Il presidente della commissione Difesa della Camera dei Deputati, Edmondo Cirielli, in una interrogazione al ministro dell’Interno chiede se “vi siano state particolari condizioni e/o disposizioni che abbiano impedito al militare della Guardia di Finanza coinvolto negli scontri di Roma di ieri di fare uso della sua pistola d’ordinanza per legittima difesa e per l’uso legittimo delle armi.
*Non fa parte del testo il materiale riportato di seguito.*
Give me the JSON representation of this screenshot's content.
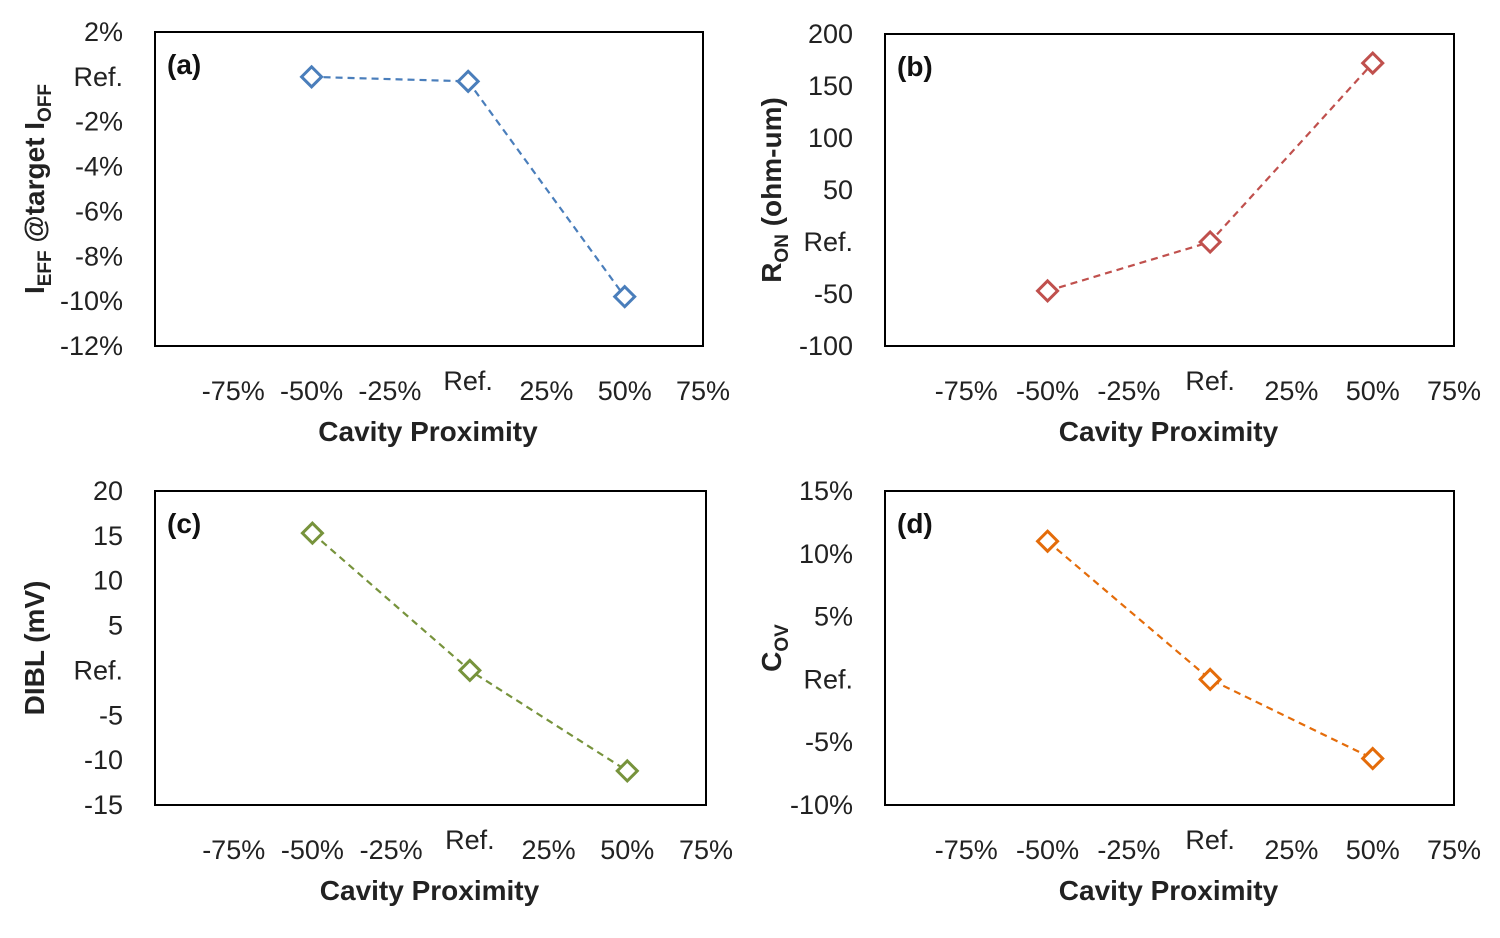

Secondo Cirielli, il militare si sarebbe trovato nelle condizioni previste dal codice penale, “eppure non ha ritenuto di utilizzare l’arma d’ordinanza, mettendo in pericolo innanzitutto la sua vita, e poi anche quella dei suoi colleghi e, più in generale, il perimetro di sicurezza per cui era stato predisposto il servizio di ordine pubblico, dato che la pistola poteva anche essergli sottratta e utilizzata dagli aggressori”. “Sembrerebbe che nei servizi di ordine pubblico -rimarca- siano abitualmente impartiti ordini tendenti ad evitare tassativamente l’uso delle armi da fuoco, salvo che per rispondere ad offese provenienti da sole armi da fuoco, e ciòcondizionerebbe negativamente l’operato degli agenti, anche a costo di esporli ad ingiusti rischi, perfino della vita”.

Cirielli per questo chiede “se il governo intenda adottare provvedimenti per meglio disciplinare l’uso delle armi da fuoco in quelle particolari condizioni di ordine pubblico che rappresentano un potenziale pericolo per l’incolumità della vita degli operatori di pubblica sicurezza, delle istituzioni e dei cittadini e se vi siano, e a quali livelli, eventuali responsabilità nell’emanazione di direttive e ordini che non tengono debitamente conto della legislazione vigente, e come si intenda sanzionarle”.